It took years of deterioration and the hardest winter in a generation, but Michigan legislators are finally facing up to the reality of the state’s woefully inadequate road and highway funding system. That’s good, but no one should be fooled into thinking that the new funding plan proposed in Lansing this month comes anywhere near to fixing Michigan’s crumbling infrastructure.
The plan introduced by House Speaker Jase Bolger would generate at least $456 million in additional revenue for Michigan roads every year through 2018 through a complicated set of tax shifts. Among the key points:
n The existing 19-cents-a-gallon gasoline tax and the 15-cents-a-gallon levy on diesel fuel would be repealed, and replaced with a 6 percent wholesale tax.
n The 6 percent sales tax on fuel, which now goes into the state’s general fund, would go entirely to road funding, except for the money reserved for schools and local governments.
n 1 percent of the state use tax, paid primarily by businesses, would be dedicated to road funding.
The Bolger plan has some laudable elements. It would be fairer than the existing system because it finally taxes gasoline and diesel fuel equally. Further, it would increase permit fees on overweight and oversize trucks, which do the most damage to the state’s roads. We also like the idea of requiring contractors to provide warranties of at least five years on the roads they build.
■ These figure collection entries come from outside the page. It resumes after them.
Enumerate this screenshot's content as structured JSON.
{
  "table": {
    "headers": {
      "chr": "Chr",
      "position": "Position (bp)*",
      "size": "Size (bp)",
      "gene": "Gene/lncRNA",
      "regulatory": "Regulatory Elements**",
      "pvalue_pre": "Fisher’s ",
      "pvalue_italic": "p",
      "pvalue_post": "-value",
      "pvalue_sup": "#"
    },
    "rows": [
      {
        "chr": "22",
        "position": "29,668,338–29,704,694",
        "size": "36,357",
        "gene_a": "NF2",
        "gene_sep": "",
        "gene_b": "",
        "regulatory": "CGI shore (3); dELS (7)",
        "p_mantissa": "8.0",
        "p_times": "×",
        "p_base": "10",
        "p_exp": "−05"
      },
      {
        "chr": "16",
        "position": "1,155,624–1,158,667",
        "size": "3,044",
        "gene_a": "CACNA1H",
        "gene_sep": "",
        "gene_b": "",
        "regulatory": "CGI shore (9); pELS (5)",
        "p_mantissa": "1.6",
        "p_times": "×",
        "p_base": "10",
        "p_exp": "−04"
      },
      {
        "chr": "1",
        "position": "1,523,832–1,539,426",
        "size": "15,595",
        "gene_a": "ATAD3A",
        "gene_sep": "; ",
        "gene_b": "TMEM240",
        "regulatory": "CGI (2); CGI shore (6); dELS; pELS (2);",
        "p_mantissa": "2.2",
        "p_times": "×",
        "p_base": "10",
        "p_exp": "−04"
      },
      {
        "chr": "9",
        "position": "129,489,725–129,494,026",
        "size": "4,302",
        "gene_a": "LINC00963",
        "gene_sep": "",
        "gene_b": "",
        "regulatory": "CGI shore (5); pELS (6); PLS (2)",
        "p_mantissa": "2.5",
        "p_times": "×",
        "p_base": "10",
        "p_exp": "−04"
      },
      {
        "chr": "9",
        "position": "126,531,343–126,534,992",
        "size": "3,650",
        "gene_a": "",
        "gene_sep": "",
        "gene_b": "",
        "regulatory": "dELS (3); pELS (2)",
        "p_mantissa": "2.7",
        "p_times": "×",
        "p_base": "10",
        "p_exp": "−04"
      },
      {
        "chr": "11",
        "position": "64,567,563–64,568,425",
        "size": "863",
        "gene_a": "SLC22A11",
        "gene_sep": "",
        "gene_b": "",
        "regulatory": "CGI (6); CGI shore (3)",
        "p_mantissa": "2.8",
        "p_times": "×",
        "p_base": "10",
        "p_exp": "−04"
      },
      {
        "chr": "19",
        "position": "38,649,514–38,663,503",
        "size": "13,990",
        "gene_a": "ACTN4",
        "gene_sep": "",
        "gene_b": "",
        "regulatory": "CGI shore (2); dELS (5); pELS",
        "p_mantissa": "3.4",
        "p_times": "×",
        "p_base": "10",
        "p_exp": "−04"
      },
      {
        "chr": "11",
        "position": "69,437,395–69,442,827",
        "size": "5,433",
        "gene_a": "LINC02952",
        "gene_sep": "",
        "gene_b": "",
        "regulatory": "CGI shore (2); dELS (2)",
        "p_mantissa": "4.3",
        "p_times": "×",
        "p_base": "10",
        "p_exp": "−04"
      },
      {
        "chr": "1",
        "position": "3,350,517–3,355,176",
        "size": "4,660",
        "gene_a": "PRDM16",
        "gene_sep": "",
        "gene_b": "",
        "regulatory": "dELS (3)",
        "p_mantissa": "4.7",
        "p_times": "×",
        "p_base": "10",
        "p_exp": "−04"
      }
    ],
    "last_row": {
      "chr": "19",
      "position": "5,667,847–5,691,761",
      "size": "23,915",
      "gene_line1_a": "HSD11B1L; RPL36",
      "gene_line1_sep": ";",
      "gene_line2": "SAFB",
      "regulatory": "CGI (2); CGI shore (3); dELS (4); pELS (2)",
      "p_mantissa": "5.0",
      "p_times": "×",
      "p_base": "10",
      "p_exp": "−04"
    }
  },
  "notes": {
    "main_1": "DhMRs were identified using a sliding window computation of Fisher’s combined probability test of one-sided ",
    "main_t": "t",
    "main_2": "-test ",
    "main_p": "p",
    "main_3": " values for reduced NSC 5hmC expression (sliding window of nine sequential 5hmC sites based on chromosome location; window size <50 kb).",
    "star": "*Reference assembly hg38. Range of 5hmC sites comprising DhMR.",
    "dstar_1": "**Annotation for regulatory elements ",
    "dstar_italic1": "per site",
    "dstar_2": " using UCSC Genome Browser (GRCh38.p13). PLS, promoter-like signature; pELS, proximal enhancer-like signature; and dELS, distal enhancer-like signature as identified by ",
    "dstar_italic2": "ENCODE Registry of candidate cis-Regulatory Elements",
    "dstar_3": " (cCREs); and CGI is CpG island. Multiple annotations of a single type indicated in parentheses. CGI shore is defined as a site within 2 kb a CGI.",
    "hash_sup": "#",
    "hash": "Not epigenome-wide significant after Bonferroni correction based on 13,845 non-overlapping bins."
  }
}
The problem is that the new funding system doesn’t go nearly far enough. Gov. Snyder has called for an additional $1.2 billion a year to bring Michigan roads and highways up to good condition; the Michigan Infrastructure and Transportation Association pegs the annual need at an extra $2 billion. Under the Bolger plan, our roads will continue to get worse and our state will fall further behind on maintenance and upkeep, albeit at a somewhat slower rate. This treatment would slow the bleeding, but wouldn’t bring the patient back to health.